Your caregiver will ask about your symptoms and how long you have had them. He will listen to your heart and lungs. He will ask you all of the places you have traveled. He may ask if you work outside. You may need more than one of the following tests:

  • Blood tests: Your blood may be tested for the fungus that causes valley fever.
  • Mucus culture or skin culture: Your caregiver may swab your throat or the inside of your nose to get a mucus sample. He may ask you to cough mucus into a cup. The mucus is tested for the fungus that causes valley fever. Your caregiver will use a cotton swab to get a sample from an open rash or wound. The sample is tested for signs of infection.
  • Chest x-ray: Caregivers use x-rays to check for signs of infection, such as swelling and fluid around your lungs.
  • Biopsy: Your caregiver may take a tissue sample from your lungs or an open skin wound. This tissue is sent to a lab and tested for signs of infection.

How is valley fever treated?

Valley fever will go away on its own most of the time. It may take a few months before all of your symptoms go away. You may need more than one of the following medicines:

  • Cough medicine: This may soothe your throat and decrease your urge to cough. It may help you sleep if coughing keeps you awake.
  • NSAIDs , such as ibuprofen, help decrease swelling, pain, and fever. This medicine is available with or without a doctor's order. NSAIDs can cause stomach bleeding or kidney problems in certain people. If you take blood thinner medicine, always ask if NSAIDs are safe for you. Always read the medicine label and follow directions. Do not give these medicines to children under 6 months of age without direction from your child's healthcare provider.
  • Antifungal medicine: You may need this medicine to kill the fungus if you are severely ill or have a weak immune system.

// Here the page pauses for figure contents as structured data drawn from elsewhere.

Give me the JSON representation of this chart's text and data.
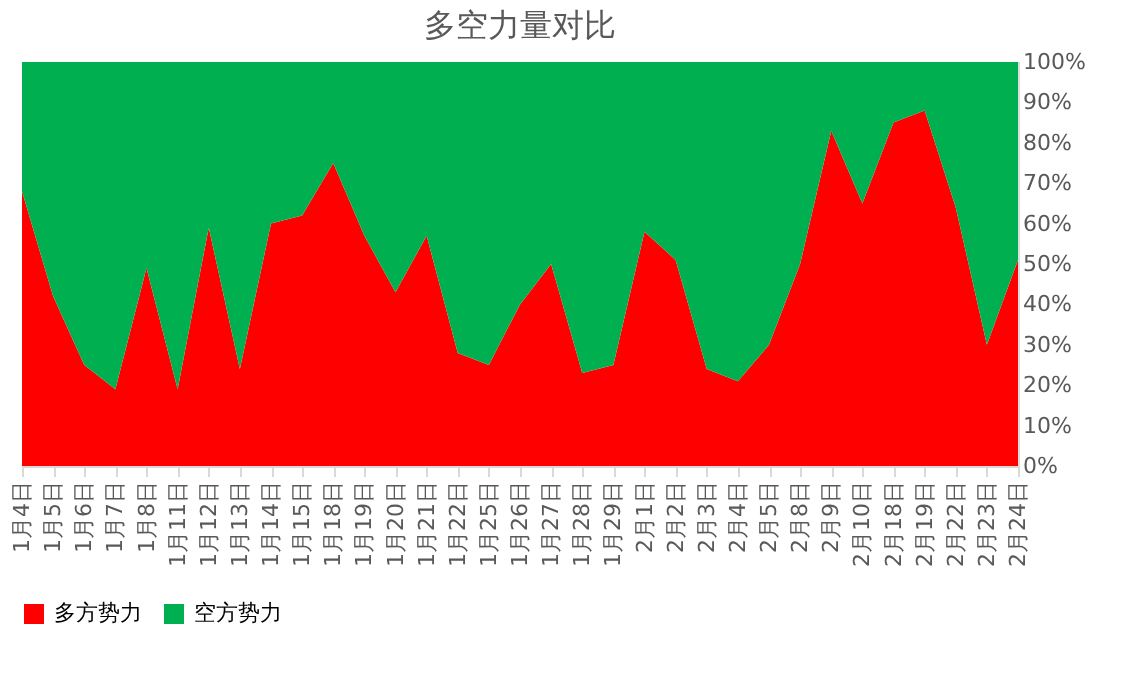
{
  "chart_data": {
    "type": "area",
    "title": "多空力量对比",
    "stacked": true,
    "legend": "bottom",
    "grid": false,
    "categories": [
      "1月4日",
      "1月5日",
      "1月6日",
      "1月7日",
      "1月8日",
      "1月11日",
      "1月12日",
      "1月13日",
      "1月14日",
      "1月15日",
      "1月18日",
      "1月19日",
      "1月20日",
      "1月21日",
      "1月22日",
      "1月25日",
      "1月26日",
      "1月27日",
      "1月28日",
      "1月29日",
      "2月1日",
      "2月2日",
      "2月3日",
      "2月4日",
      "2月5日",
      "2月8日",
      "2月9日",
      "2月10日",
      "2月18日",
      "2月19日",
      "2月22日",
      "2月23日",
      "2月24日"
    ],
    "series": [
      {
        "name": "多方势力",
        "color": "#ff0000",
        "values": [
          68,
          42,
          25,
          19,
          49,
          19,
          59,
          24,
          60,
          62,
          75,
          57,
          43,
          57,
          28,
          25,
          40,
          50,
          23,
          25,
          58,
          51,
          24,
          21,
          30,
          50,
          83,
          65,
          85,
          88,
          64,
          30,
          51
        ]
      },
      {
        "name": "空方势力",
        "color": "#00b050",
        "values": [
          32,
          58,
          75,
          81,
          51,
          81,
          41,
          76,
          40,
          38,
          25,
          43,
          57,
          43,
          72,
          75,
          60,
          50,
          77,
          75,
          42,
          49,
          76,
          79,
          70,
          50,
          17,
          35,
          15,
          12,
          36,
          70,
          49
        ]
      }
    ],
    "ylim": [
      0,
      100
    ],
    "yticks": [
      {
        "value": 0,
        "label": "0%"
      },
      {
        "value": 10,
        "label": "10%"
      },
      {
        "value": 20,
        "label": "20%"
      },
      {
        "value": 30,
        "label": "30%"
      },
      {
        "value": 40,
        "label": "40%"
      },
      {
        "value": 50,
        "label": "50%"
      },
      {
        "value": 60,
        "label": "60%"
      },
      {
        "value": 70,
        "label": "70%"
      },
      {
        "value": 80,
        "label": "80%"
      },
      {
        "value": 90,
        "label": "90%"
      },
      {
        "value": 100,
        "label": "100%"
      }
    ]
  }
}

What are the risks of valley fever?

You may cough up blood. Pus or other fluid could collect around your lungs. You could develop a mass on your lungs. Scar tissue could form on your lungs. You can develop a long-term lung infection. The infection could spread to your joints, bones, or lymph nodes. Your lungs could fail to pump enough oxygen into your blood. You could develop meningitis. Lung failure and meningitis are rare from valley fever but can be life-threatening. Your symptoms may come back, sometimes even years after you had the infection.

How can I manage my symptoms?

  • Get plenty of rest: Rest often while you recover. Slowly start to do more each day.
  • Use a humidifier: Use a cool-mist humidifier to increase air moisture in your home. This may make it easier for you to breathe, and help decrease your cough.

When should I contact my caregiver?

Contact your caregiver if:

  • Your symptoms do not improve within 2 months.
  • You have night sweats for longer than 3 weeks.
  • Your lymph nodes are swollen.
  • You have questions or concerns about your condition or care.

When should I seek immediate care?

Seek care immediately or call 911 if:

  • You have severe chest pain.
  • You have trouble breathing, or your breathing seems faster and more shallow than normal.
  • Your lips or nails turn blue.
  • You are confused or very sleepy.
  • You cough up blood.
  • You have a headache, a stiff neck, and a fever.

Care Agreement

You have the right to help plan your care. Learn about your health condition and how it may be treated. Discuss treatment options with your caregivers to decide what care you want to receive. You always have the right to refuse treatment. The above information is an educational aid only. It is not intended as medical advice for individual conditions or treatments. Talk to your doctor, nurse or pharmacist before following any medical regimen to see if it is safe and effective for you.